Concept

Run Silent, Run Deep

Résumé
Run Silent, Run Deep is a novel by Commander (later Captain) Edward L. Beach Jr. published in 1955 by Henry Holt & Co. The story describes World War II submarine warfare in the Pacific Ocean, and deals with themes of vengeance, endurance, courage, loyalty and honor, and how these can be tested during wartime. The name refers to "silent running", a submarine stealth tactic. It was the first of Beach's 13 books. He told an interviewer that writing, for the most part, came easily: Things have to happen, one thing happens after another. All of a sudden you come to an impasse, damn it, and you throw it away and start over again. The subs [Submarine!, 1952, nonfiction] I did okay, but writing about women–I never had so much trouble in my life as with this one. The novel was on The New York Times Book Review list for several months. The staff of the New York Times Book Review included it on their list of 250 Outstanding Books of the Year. Beach served on submarines in the Pacific Ocean during the war, and this adds to the realism of the story. He composed two sequels to Run Silent, Run Deep: Dust on the Sea (1972), a third person narrative detailing later patrols of the Eel; and Cold is the Sea (1978), about the same protagonist's later service on a nuclear-powered submarine in 1960. Run Silent, Run Deep proved to be the best-known of Beach's novels. It was adapted to a 1958 movie of the same name starring Clark Gable and Burt Lancaster.
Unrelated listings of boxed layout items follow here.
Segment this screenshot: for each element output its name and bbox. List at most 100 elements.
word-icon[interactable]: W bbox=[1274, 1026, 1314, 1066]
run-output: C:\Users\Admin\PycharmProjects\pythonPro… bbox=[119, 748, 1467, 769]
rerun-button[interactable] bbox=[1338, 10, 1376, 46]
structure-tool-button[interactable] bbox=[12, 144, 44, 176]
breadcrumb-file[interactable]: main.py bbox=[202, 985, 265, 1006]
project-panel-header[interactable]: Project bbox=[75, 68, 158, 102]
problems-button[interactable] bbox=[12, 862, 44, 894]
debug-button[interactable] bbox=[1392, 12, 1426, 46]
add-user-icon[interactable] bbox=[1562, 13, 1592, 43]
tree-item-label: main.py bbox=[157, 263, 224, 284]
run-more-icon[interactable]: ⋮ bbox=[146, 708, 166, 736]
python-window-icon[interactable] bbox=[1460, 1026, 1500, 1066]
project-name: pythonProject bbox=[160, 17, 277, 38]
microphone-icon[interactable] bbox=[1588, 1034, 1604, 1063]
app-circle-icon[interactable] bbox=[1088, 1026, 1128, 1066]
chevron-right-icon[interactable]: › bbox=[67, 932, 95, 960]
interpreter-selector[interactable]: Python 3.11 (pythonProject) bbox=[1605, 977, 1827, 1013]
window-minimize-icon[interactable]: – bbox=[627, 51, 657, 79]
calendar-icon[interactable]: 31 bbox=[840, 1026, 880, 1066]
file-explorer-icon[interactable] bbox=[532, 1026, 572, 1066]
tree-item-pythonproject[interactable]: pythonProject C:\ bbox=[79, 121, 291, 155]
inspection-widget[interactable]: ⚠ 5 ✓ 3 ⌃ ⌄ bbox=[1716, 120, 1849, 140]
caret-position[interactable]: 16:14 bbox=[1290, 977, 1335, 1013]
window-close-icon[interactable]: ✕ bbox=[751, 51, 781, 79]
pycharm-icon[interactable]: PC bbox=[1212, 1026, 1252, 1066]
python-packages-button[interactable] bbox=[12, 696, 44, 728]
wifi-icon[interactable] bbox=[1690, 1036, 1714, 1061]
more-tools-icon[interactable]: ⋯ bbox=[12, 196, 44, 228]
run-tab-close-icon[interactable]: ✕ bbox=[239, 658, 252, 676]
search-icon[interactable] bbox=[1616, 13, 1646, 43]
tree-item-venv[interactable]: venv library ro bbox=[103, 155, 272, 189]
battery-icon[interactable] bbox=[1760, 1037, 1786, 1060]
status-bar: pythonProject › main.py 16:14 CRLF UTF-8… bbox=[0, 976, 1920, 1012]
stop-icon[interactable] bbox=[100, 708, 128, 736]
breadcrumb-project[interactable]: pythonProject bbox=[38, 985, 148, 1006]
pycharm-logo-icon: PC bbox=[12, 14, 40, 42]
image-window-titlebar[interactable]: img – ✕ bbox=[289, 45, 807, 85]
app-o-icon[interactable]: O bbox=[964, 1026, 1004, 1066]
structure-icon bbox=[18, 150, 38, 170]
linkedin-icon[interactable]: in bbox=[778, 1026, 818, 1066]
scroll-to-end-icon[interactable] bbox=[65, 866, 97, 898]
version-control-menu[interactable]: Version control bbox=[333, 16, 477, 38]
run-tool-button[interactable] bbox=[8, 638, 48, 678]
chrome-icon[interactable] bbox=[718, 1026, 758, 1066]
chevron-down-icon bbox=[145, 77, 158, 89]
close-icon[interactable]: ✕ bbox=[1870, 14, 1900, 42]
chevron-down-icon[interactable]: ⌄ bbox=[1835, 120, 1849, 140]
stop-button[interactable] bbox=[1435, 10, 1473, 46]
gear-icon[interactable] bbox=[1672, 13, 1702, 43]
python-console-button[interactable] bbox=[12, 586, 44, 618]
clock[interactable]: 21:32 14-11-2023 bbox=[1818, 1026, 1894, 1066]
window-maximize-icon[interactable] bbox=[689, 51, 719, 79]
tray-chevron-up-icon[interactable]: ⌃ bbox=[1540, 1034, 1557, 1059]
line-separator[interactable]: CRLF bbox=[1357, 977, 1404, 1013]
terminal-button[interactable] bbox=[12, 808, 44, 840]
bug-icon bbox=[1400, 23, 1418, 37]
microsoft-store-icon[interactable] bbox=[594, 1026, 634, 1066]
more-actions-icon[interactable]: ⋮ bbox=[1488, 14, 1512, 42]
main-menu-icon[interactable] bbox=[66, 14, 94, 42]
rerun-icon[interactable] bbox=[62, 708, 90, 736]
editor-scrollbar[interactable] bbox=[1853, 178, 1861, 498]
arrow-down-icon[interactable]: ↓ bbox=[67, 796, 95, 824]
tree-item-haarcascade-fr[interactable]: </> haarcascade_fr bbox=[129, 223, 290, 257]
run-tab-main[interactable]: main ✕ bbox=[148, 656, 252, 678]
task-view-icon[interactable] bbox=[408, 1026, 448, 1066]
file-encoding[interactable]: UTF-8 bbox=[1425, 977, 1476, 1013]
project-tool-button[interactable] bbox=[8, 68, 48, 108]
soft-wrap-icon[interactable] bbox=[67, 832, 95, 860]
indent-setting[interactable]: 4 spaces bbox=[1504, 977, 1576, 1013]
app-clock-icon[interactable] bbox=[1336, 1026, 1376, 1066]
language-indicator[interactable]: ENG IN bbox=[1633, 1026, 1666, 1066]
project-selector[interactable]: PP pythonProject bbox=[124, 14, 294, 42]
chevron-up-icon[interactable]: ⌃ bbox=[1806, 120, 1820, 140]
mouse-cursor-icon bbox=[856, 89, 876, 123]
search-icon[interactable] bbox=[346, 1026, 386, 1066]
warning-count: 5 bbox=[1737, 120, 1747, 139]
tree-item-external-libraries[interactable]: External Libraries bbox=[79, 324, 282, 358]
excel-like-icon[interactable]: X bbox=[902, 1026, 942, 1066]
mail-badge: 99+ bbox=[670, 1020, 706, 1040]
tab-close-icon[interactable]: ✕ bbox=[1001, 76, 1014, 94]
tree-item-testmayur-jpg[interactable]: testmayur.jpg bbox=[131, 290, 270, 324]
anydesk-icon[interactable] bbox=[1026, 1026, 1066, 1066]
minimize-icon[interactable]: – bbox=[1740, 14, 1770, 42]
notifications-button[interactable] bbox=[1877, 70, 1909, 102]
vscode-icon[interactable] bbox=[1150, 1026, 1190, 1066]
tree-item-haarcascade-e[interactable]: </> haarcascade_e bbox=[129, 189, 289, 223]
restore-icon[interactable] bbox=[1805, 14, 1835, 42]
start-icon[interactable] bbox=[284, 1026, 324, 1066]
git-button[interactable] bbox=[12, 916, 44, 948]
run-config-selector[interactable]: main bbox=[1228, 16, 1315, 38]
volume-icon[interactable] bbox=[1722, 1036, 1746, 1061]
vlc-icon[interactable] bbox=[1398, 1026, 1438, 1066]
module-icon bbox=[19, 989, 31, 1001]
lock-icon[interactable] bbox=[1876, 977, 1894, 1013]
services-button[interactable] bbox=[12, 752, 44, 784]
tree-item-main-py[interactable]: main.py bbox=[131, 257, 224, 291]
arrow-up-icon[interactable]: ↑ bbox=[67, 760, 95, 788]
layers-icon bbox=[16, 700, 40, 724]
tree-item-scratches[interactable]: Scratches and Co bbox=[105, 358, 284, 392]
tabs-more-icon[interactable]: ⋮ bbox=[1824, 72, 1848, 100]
The narrative is presented as the transcript of a Navy tape recording made by Commander Edward J. Richardson, recounting the events resulting in his receipt of the Medal of Honor. The prefatory note that purports to identify the text in this way says it was meant to be used in a war bond drive, but is unsuitable for that because Richardson "failed to confine himself to pertinent elements of the broad strategy of the war, and devoted entirely too much time to personal trivia." In the spring of 1941, Richardson takes command of a World War I S-16, a submarine retired in 1924, and soon is assigned Jim Bledsoe as his executive officer.